『アイアムアヒーロー・22』、花沢健吾作画、小学館、2017年。

わたしは以前『ルサンチマン』(2005年)を読んで、原作者の花沢氏(1974年生まれ)に強い興味をもちました。

数年後、『ボーイズ・オン・ザ・ラン』(2010年)に目を通した際には、「この人は天才だ」と確信しました。

ストーリーの進めかたに間然するところがなく、画力も非常に高く、そのうえ、おもしろかったからです。

そういう経緯があったため、この『アイアムアヒーロー』も、第1巻を見かけた瞬間迷わず買い求め、最終巻となる本巻まで読みつづけました。

自身のマンガが売れないせいで有名マンガ家のアシスタントをしていた主人公の、心おだやかではないなかにもささやかな喜びがあった日常が、しだいにわけのわからない事態に侵食されてゆきます。

物語はやがて「SFホラーもの」に変わり、主人公が必死に生き延びようと奮闘する傍ら、重要な脇役が現れては亡くなり、現れては亡くなり、を繰り返しだします。

たんなる端役みたいな存在感だったキャラが、そこそこ大事なキャラに昇格したりもします。

2009年に連載が開始され、2017年に完結するという、かなり長いシリーズとなりました。
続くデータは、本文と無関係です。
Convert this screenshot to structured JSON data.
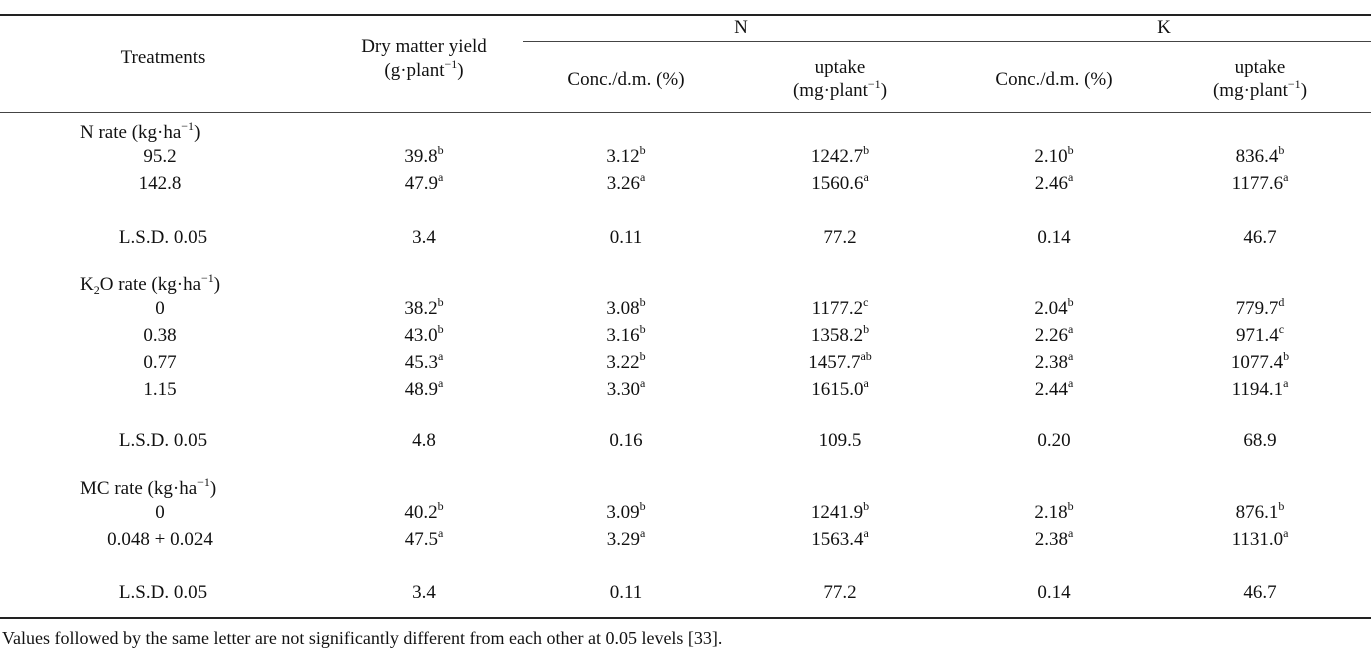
{
  "header": {
    "treatments": "Treatments",
    "dmy_line1": "Dry matter yield",
    "dmy_line2_pre": "(g·plant",
    "dmy_line2_sup": "−1",
    "dmy_line2_post": ")",
    "group_n": "N",
    "group_k": "K",
    "conc": "Conc./d.m. (%)",
    "uptake": "uptake",
    "uptake_unit_pre": "(mg·plant",
    "uptake_unit_sup": "−1",
    "uptake_unit_post": ")"
  },
  "sections": [
    {
      "title_parts": [
        "N rate (kg·ha",
        "−1",
        ")"
      ],
      "rows": [
        {
          "treatment": "95.2",
          "dmy": [
            "39.8",
            "b"
          ],
          "n_conc": [
            "3.12",
            "b"
          ],
          "n_up": [
            "1242.7",
            "b"
          ],
          "k_conc": [
            "2.10",
            "b"
          ],
          "k_up": [
            "836.4",
            "b"
          ]
        },
        {
          "treatment": "142.8",
          "dmy": [
            "47.9",
            "a"
          ],
          "n_conc": [
            "3.26",
            "a"
          ],
          "n_up": [
            "1560.6",
            "a"
          ],
          "k_conc": [
            "2.46",
            "a"
          ],
          "k_up": [
            "1177.6",
            "a"
          ]
        }
      ],
      "lsd": {
        "label": "L.S.D. 0.05",
        "dmy": "3.4",
        "n_conc": "0.11",
        "n_up": "77.2",
        "k_conc": "0.14",
        "k_up": "46.7"
      }
    },
    {
      "title_parts": [
        "K",
        "2",
        "O rate (kg·ha",
        "−1",
        ")"
      ],
      "rows": [
        {
          "treatment": "0",
          "dmy": [
            "38.2",
            "b"
          ],
          "n_conc": [
            "3.08",
            "b"
          ],
          "n_up": [
            "1177.2",
            "c"
          ],
          "k_conc": [
            "2.04",
            "b"
          ],
          "k_up": [
            "779.7",
            "d"
          ]
        },
        {
          "treatment": "0.38",
          "dmy": [
            "43.0",
            "b"
          ],
          "n_conc": [
            "3.16",
            "b"
          ],
          "n_up": [
            "1358.2",
            "b"
          ],
          "k_conc": [
            "2.26",
            "a"
          ],
          "k_up": [
            "971.4",
            "c"
          ]
        },
        {
          "treatment": "0.77",
          "dmy": [
            "45.3",
            "a"
          ],
          "n_conc": [
            "3.22",
            "b"
          ],
          "n_up": [
            "1457.7",
            "ab"
          ],
          "k_conc": [
            "2.38",
            "a"
          ],
          "k_up": [
            "1077.4",
            "b"
          ]
        },
        {
          "treatment": "1.15",
          "dmy": [
            "48.9",
            "a"
          ],
          "n_conc": [
            "3.30",
            "a"
          ],
          "n_up": [
            "1615.0",
            "a"
          ],
          "k_conc": [
            "2.44",
            "a"
          ],
          "k_up": [
            "1194.1",
            "a"
          ]
        }
      ],
      "lsd": {
        "label": "L.S.D. 0.05",
        "dmy": "4.8",
        "n_conc": "0.16",
        "n_up": "109.5",
        "k_conc": "0.20",
        "k_up": "68.9"
      }
    },
    {
      "title_parts": [
        "MC rate (kg·ha",
        "−1",
        ")"
      ],
      "rows": [
        {
          "treatment": "0",
          "dmy": [
            "40.2",
            "b"
          ],
          "n_conc": [
            "3.09",
            "b"
          ],
          "n_up": [
            "1241.9",
            "b"
          ],
          "k_conc": [
            "2.18",
            "b"
          ],
          "k_up": [
            "876.1",
            "b"
          ]
        },
        {
          "treatment": "0.048 + 0.024",
          "dmy": [
            "47.5",
            "a"
          ],
          "n_conc": [
            "3.29",
            "a"
          ],
          "n_up": [
            "1563.4",
            "a"
          ],
          "k_conc": [
            "2.38",
            "a"
          ],
          "k_up": [
            "1131.0",
            "a"
          ]
        }
      ],
      "lsd": {
        "label": "L.S.D. 0.05",
        "dmy": "3.4",
        "n_conc": "0.11",
        "n_up": "77.2",
        "k_conc": "0.14",
        "k_up": "46.7"
      }
    }
  ],
  "footnote": "Values followed by the same letter are not significantly different from each other at 0.05 levels [33]."
}
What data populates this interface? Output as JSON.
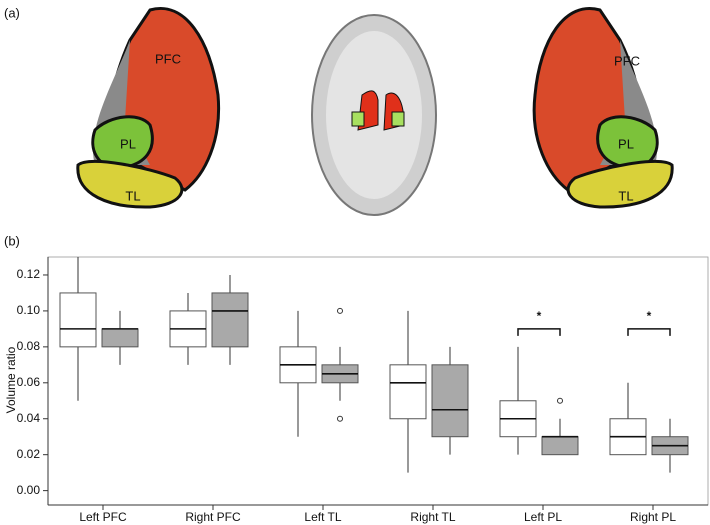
{
  "panel_a": {
    "label": "(a)",
    "left_regions": [
      "PFC",
      "PL",
      "TL"
    ],
    "right_regions": [
      "PFC",
      "PL",
      "TL"
    ]
  },
  "chart_data": {
    "type": "box",
    "panel_label": "(b)",
    "y_label": "Volume ratio",
    "categories": [
      "Left PFC",
      "Right PFC",
      "Left TL",
      "Right TL",
      "Left PL",
      "Right PL"
    ],
    "series": [
      {
        "color": "#ffffff",
        "values": [
          {
            "low": 0.05,
            "q1": 0.08,
            "median": 0.09,
            "q3": 0.11,
            "high": 0.13,
            "outliers": []
          },
          {
            "low": 0.07,
            "q1": 0.08,
            "median": 0.09,
            "q3": 0.1,
            "high": 0.11,
            "outliers": []
          },
          {
            "low": 0.03,
            "q1": 0.06,
            "median": 0.07,
            "q3": 0.08,
            "high": 0.1,
            "outliers": []
          },
          {
            "low": 0.01,
            "q1": 0.04,
            "median": 0.06,
            "q3": 0.07,
            "high": 0.1,
            "outliers": []
          },
          {
            "low": 0.02,
            "q1": 0.03,
            "median": 0.04,
            "q3": 0.05,
            "high": 0.08,
            "outliers": []
          },
          {
            "low": 0.02,
            "q1": 0.02,
            "median": 0.03,
            "q3": 0.04,
            "high": 0.06,
            "outliers": []
          }
        ]
      },
      {
        "color": "#a9a9a9",
        "values": [
          {
            "low": 0.07,
            "q1": 0.08,
            "median": 0.09,
            "q3": 0.09,
            "high": 0.1,
            "outliers": []
          },
          {
            "low": 0.07,
            "q1": 0.08,
            "median": 0.1,
            "q3": 0.11,
            "high": 0.12,
            "outliers": []
          },
          {
            "low": 0.05,
            "q1": 0.06,
            "median": 0.065,
            "q3": 0.07,
            "high": 0.08,
            "outliers": [
              0.1,
              0.04
            ]
          },
          {
            "low": 0.02,
            "q1": 0.03,
            "median": 0.045,
            "q3": 0.07,
            "high": 0.08,
            "outliers": []
          },
          {
            "low": 0.02,
            "q1": 0.02,
            "median": 0.03,
            "q3": 0.03,
            "high": 0.04,
            "outliers": [
              0.05
            ]
          },
          {
            "low": 0.01,
            "q1": 0.02,
            "median": 0.025,
            "q3": 0.03,
            "high": 0.04,
            "outliers": []
          }
        ]
      }
    ],
    "annotations": [
      {
        "category": "Left PL",
        "label": "*",
        "y": 0.09
      },
      {
        "category": "Right PL",
        "label": "*",
        "y": 0.09
      }
    ],
    "ylim": [
      -0.008,
      0.13
    ],
    "yticks": [
      {
        "value": 0,
        "label": "0.00"
      },
      {
        "value": 0.02,
        "label": "0.02"
      },
      {
        "value": 0.04,
        "label": "0.04"
      },
      {
        "value": 0.06,
        "label": "0.06"
      },
      {
        "value": 0.08,
        "label": "0.08"
      },
      {
        "value": 0.1,
        "label": "0.10"
      },
      {
        "value": 0.12,
        "label": "0.12"
      }
    ]
  }
}
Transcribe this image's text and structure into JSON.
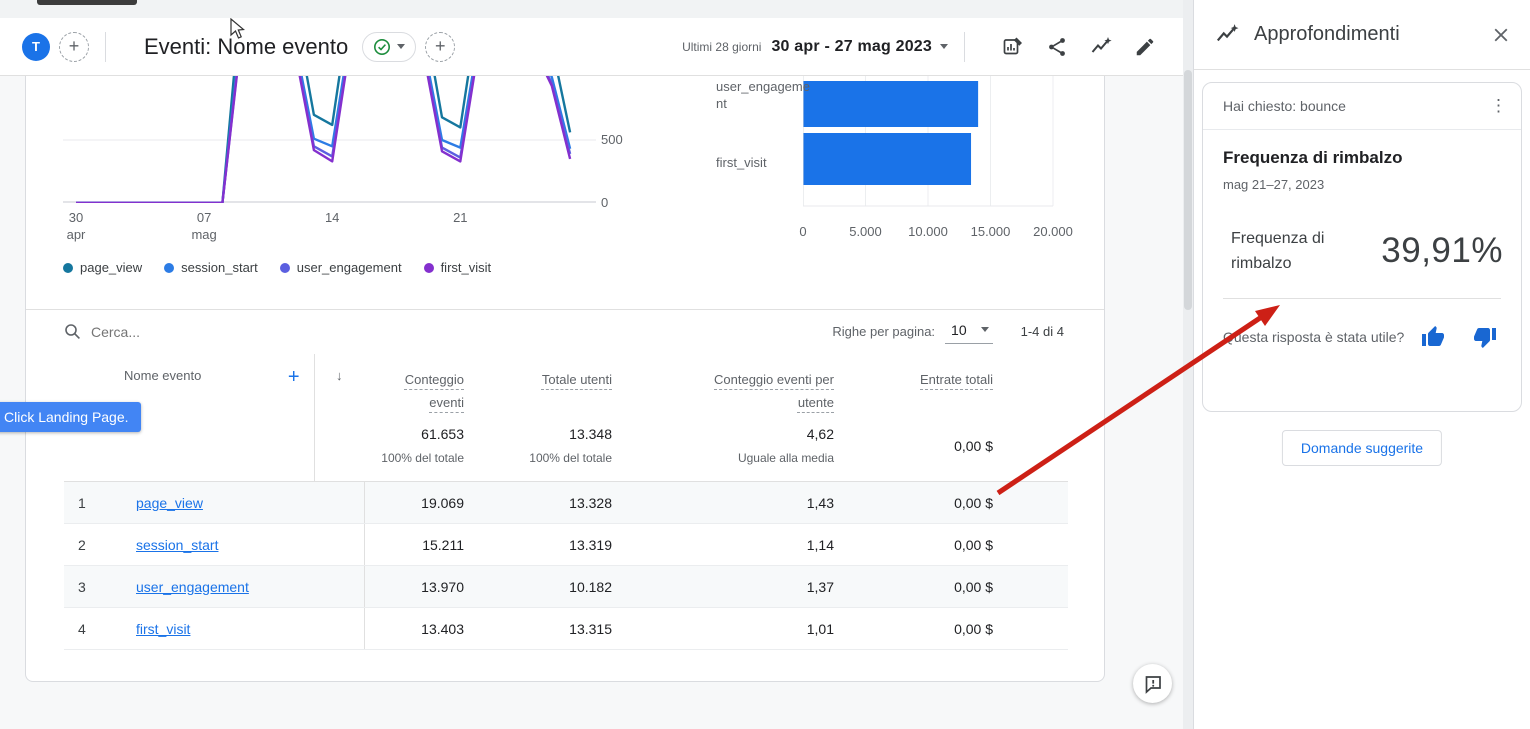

作者は伏線を張りめぐらして、それらを後々のエピソードにからませる展開が、大のお得意です。

したがって上の空で読むわけにはゆきません。

わたしは毎回一所懸命ページを睨み、古い巻に戻り細かなことを確かめては「ハッ」と気づき、とにかくみっちり楽しませていただきました。

前半のほうがよりおもしろく、終盤は話が複雑になりすぎてうまく収拾をつけきれなかったような気がしないではないです。
絵の丁寧さは申し分ありませんでした。

テーマは「孤独」だったのでしょうか?

わたしは個人的に、上掲書をマンガの歴史に残るかもしれない名作と位置づけますし、花沢氏を日本が生んだ代表的マンガ家のひとりと考えます。

まだ入手していませんが、『アイアムアヒーロー in NAGASAKI』という、(わたしが住む)長崎県がらみのスピンオフ作品もあるそうです。